In turn, other dried plants were added to the fireweed, which further reduced the quality of the surrogate: leaves of lungwort, rowan, and lingonberry. And then this collection was called Koporye tea (koporka), after the place of its main production – part of the St. Petersburg province, which in the old days was called Koporye, and popularly began to be called Deep China.

Russian “tea growing” was also developed in the Moscow and Kazan provinces and beyond the Urals.

Tens of thousands of poods of Koporki were prepared per year.

Although back in 1838, when the St. Petersburg City Police was established, it was ordered that “the sellers of Koporye tea or Ivan tea should be put on trial and given criminal penalties, and this tea itself should be exterminated,” it was not possible to liquidate this branch of the domestic industry.

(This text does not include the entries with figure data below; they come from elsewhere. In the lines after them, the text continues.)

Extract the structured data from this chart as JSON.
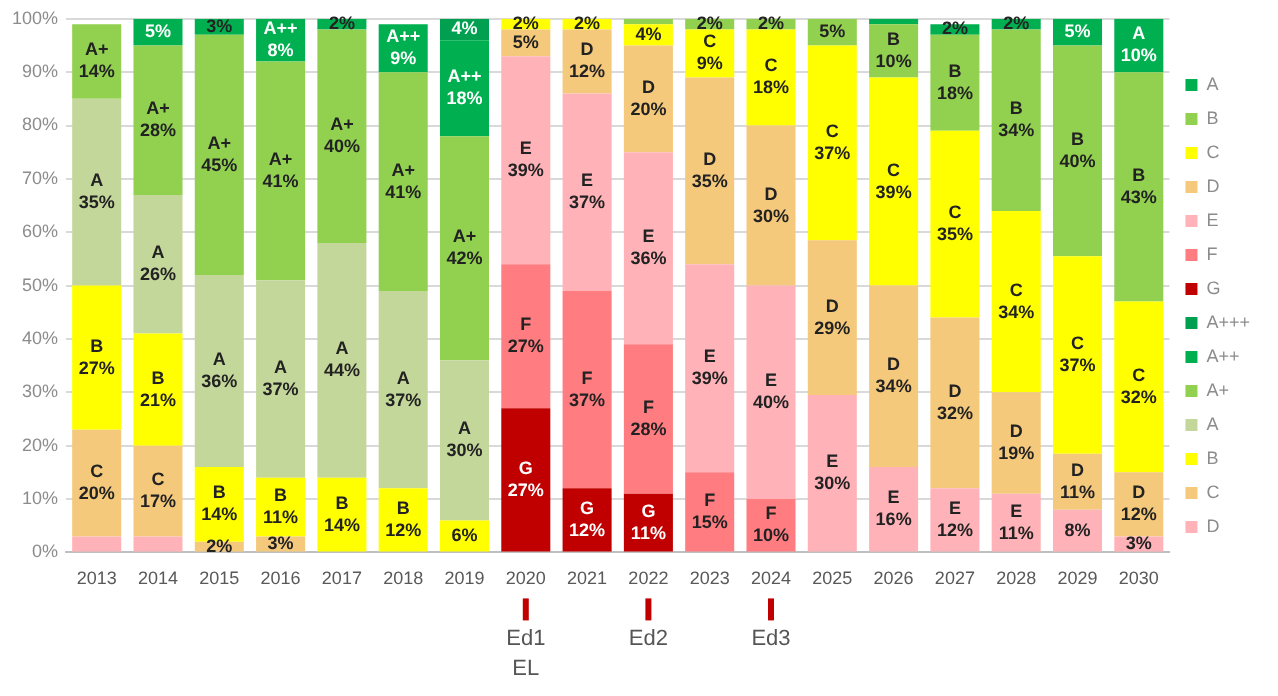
{
  "chart_data": {
    "type": "bar",
    "stacked": true,
    "categories": [
      "2013",
      "2014",
      "2015",
      "2016",
      "2017",
      "2018",
      "2019",
      "2020",
      "2021",
      "2022",
      "2023",
      "2024",
      "2025",
      "2026",
      "2027",
      "2028",
      "2029",
      "2030"
    ],
    "ylim": [
      0,
      100
    ],
    "yticks": [
      {
        "value": 0,
        "label": "0%"
      },
      {
        "value": 10,
        "label": "10%"
      },
      {
        "value": 20,
        "label": "20%"
      },
      {
        "value": 30,
        "label": "30%"
      },
      {
        "value": 40,
        "label": "40%"
      },
      {
        "value": 50,
        "label": "50%"
      },
      {
        "value": 60,
        "label": "60%"
      },
      {
        "value": 70,
        "label": "70%"
      },
      {
        "value": 80,
        "label": "80%"
      },
      {
        "value": 90,
        "label": "90%"
      },
      {
        "value": 100,
        "label": "100%"
      }
    ],
    "grid": "y",
    "legend": "right",
    "series": [
      {
        "name": "D",
        "color": "#ffb3b8",
        "values": [
          3,
          3,
          null,
          null,
          null,
          null,
          null,
          null,
          null,
          null,
          null,
          null,
          null,
          null,
          null,
          null,
          null,
          null
        ],
        "value_labels": [
          null,
          null,
          null,
          null,
          null,
          null,
          null,
          null,
          null,
          null,
          null,
          null,
          null,
          null,
          null,
          null,
          null,
          null
        ]
      },
      {
        "name": "C",
        "color": "#f5c97b",
        "values": [
          20,
          17,
          2,
          3,
          null,
          null,
          null,
          null,
          null,
          null,
          null,
          null,
          null,
          null,
          null,
          null,
          null,
          null
        ],
        "value_labels": [
          "C\n20%",
          "C\n17%",
          "2%",
          "3%",
          null,
          null,
          null,
          null,
          null,
          null,
          null,
          null,
          null,
          null,
          null,
          null,
          null,
          null
        ]
      },
      {
        "name": "B",
        "color": "#ffff00",
        "values": [
          27,
          21,
          14,
          11,
          14,
          12,
          6,
          null,
          null,
          null,
          null,
          null,
          null,
          null,
          null,
          null,
          null,
          null
        ],
        "value_labels": [
          "B\n27%",
          "B\n21%",
          "B\n14%",
          "B\n11%",
          "B\n14%",
          "B\n12%",
          "6%",
          null,
          null,
          null,
          null,
          null,
          null,
          null,
          null,
          null,
          null,
          null
        ]
      },
      {
        "name": "A",
        "color": "#c4d79b",
        "values": [
          35,
          26,
          36,
          37,
          44,
          37,
          30,
          null,
          null,
          null,
          null,
          null,
          null,
          null,
          null,
          null,
          null,
          null
        ],
        "value_labels": [
          "A\n35%",
          "A\n26%",
          "A\n36%",
          "A\n37%",
          "A\n44%",
          "A\n37%",
          "A\n30%",
          null,
          null,
          null,
          null,
          null,
          null,
          null,
          null,
          null,
          null,
          null
        ]
      },
      {
        "name": "A+",
        "color": "#92d050",
        "values": [
          14,
          28,
          45,
          41,
          40,
          41,
          42,
          null,
          null,
          null,
          null,
          null,
          null,
          null,
          null,
          null,
          null,
          null
        ],
        "value_labels": [
          "A+\n14%",
          "A+\n28%",
          "A+\n45%",
          "A+\n41%",
          "A+\n40%",
          "A+\n41%",
          "A+\n42%",
          null,
          null,
          null,
          null,
          null,
          null,
          null,
          null,
          null,
          null,
          null
        ]
      },
      {
        "name": "A++",
        "color": "#00b050",
        "values": [
          null,
          5,
          3,
          8,
          2,
          9,
          18,
          null,
          null,
          null,
          null,
          null,
          null,
          null,
          null,
          null,
          null,
          null
        ],
        "value_labels": [
          null,
          "5%",
          "3%",
          "A++\n8%",
          "2%",
          "A++\n9%",
          "A++\n18%",
          null,
          null,
          null,
          null,
          null,
          null,
          null,
          null,
          null,
          null,
          null
        ]
      },
      {
        "name": "A+++",
        "color": "#00a050",
        "values": [
          null,
          null,
          null,
          null,
          null,
          null,
          4,
          null,
          null,
          null,
          null,
          null,
          null,
          null,
          null,
          null,
          null,
          null
        ],
        "value_labels": [
          null,
          null,
          null,
          null,
          null,
          null,
          "4%",
          null,
          null,
          null,
          null,
          null,
          null,
          null,
          null,
          null,
          null,
          null
        ]
      },
      {
        "name": "G",
        "color": "#c00000",
        "values": [
          null,
          null,
          null,
          null,
          null,
          null,
          null,
          27,
          12,
          11,
          null,
          null,
          null,
          null,
          null,
          null,
          null,
          null
        ],
        "value_labels": [
          null,
          null,
          null,
          null,
          null,
          null,
          null,
          "G\n27%",
          "G\n12%",
          "G\n11%",
          null,
          null,
          null,
          null,
          null,
          null,
          null,
          null
        ]
      },
      {
        "name": "F",
        "color": "#ff7c80",
        "values": [
          null,
          null,
          null,
          null,
          null,
          null,
          null,
          27,
          37,
          28,
          15,
          10,
          null,
          null,
          null,
          null,
          null,
          null
        ],
        "value_labels": [
          null,
          null,
          null,
          null,
          null,
          null,
          null,
          "F\n27%",
          "F\n37%",
          "F\n28%",
          "F\n15%",
          "F\n10%",
          null,
          null,
          null,
          null,
          null,
          null
        ]
      },
      {
        "name": "E",
        "color": "#ffb3b8",
        "values": [
          null,
          null,
          null,
          null,
          null,
          null,
          null,
          39,
          37,
          36,
          39,
          40,
          29.5,
          16,
          12,
          11,
          8,
          3
        ],
        "value_labels": [
          null,
          null,
          null,
          null,
          null,
          null,
          null,
          "E\n39%",
          "E\n37%",
          "E\n36%",
          "E\n39%",
          "E\n40%",
          "E\n30%",
          "E\n16%",
          "E\n12%",
          "E\n11%",
          "8%",
          "3%"
        ]
      },
      {
        "name": "D",
        "color": "#f5c97b",
        "values": [
          null,
          null,
          null,
          null,
          null,
          null,
          null,
          5,
          12,
          20,
          35,
          30,
          29,
          34,
          32,
          19,
          10.5,
          12
        ],
        "value_labels": [
          null,
          null,
          null,
          null,
          null,
          null,
          null,
          "5%",
          "D\n12%",
          "D\n20%",
          "D\n35%",
          "D\n30%",
          "D\n29%",
          "D\n34%",
          "D\n32%",
          "D\n19%",
          "D\n11%",
          "D\n12%"
        ]
      },
      {
        "name": "C",
        "color": "#ffff00",
        "values": [
          null,
          null,
          null,
          null,
          null,
          null,
          null,
          2,
          2,
          4,
          9,
          18,
          36.5,
          39,
          35,
          34,
          37,
          32
        ],
        "value_labels": [
          null,
          null,
          null,
          null,
          null,
          null,
          null,
          "2%",
          "2%",
          "4%",
          "C\n9%",
          "C\n18%",
          "C\n37%",
          "C\n39%",
          "C\n35%",
          "C\n34%",
          "C\n37%",
          "C\n32%"
        ]
      },
      {
        "name": "B",
        "color": "#92d050",
        "values": [
          null,
          null,
          null,
          null,
          null,
          null,
          null,
          null,
          null,
          1,
          2,
          2,
          5,
          10,
          18,
          34,
          39.5,
          43
        ],
        "value_labels": [
          null,
          null,
          null,
          null,
          null,
          null,
          null,
          null,
          null,
          null,
          "2%",
          "2%",
          "5%",
          "B\n10%",
          "B\n18%",
          "B\n34%",
          "B\n40%",
          "B\n43%"
        ]
      },
      {
        "name": "A",
        "color": "#00b050",
        "values": [
          null,
          null,
          null,
          null,
          null,
          null,
          null,
          null,
          null,
          null,
          null,
          null,
          null,
          1,
          2,
          2,
          5,
          10
        ],
        "value_labels": [
          null,
          null,
          null,
          null,
          null,
          null,
          null,
          null,
          null,
          null,
          null,
          null,
          null,
          null,
          "2%",
          "2%",
          "5%",
          "A\n10%"
        ]
      }
    ],
    "annotations": [
      "Ed1",
      "EL",
      "Ed2",
      "Ed3"
    ]
  }
}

When in 1888, the St. Petersburg police took teas from a number of metropolitan tea shops for examination, it turned out that many of them contained coporka. In 80 out of 100 samples of inexpensive teas it was almost 50%. Sometimes there were varieties on sale with 90–100% fireweed.

Domestic technologies for the production of foreign delicacies turned out to be in demand during the First World War, when the import of expensive imported products was prohibited. But after the renunciation of the old world in 1917, most of them were forgotten. However, time will tell how many proven methods for producing “unfriendly” delicacies will be in demand in the new era of total import substitution.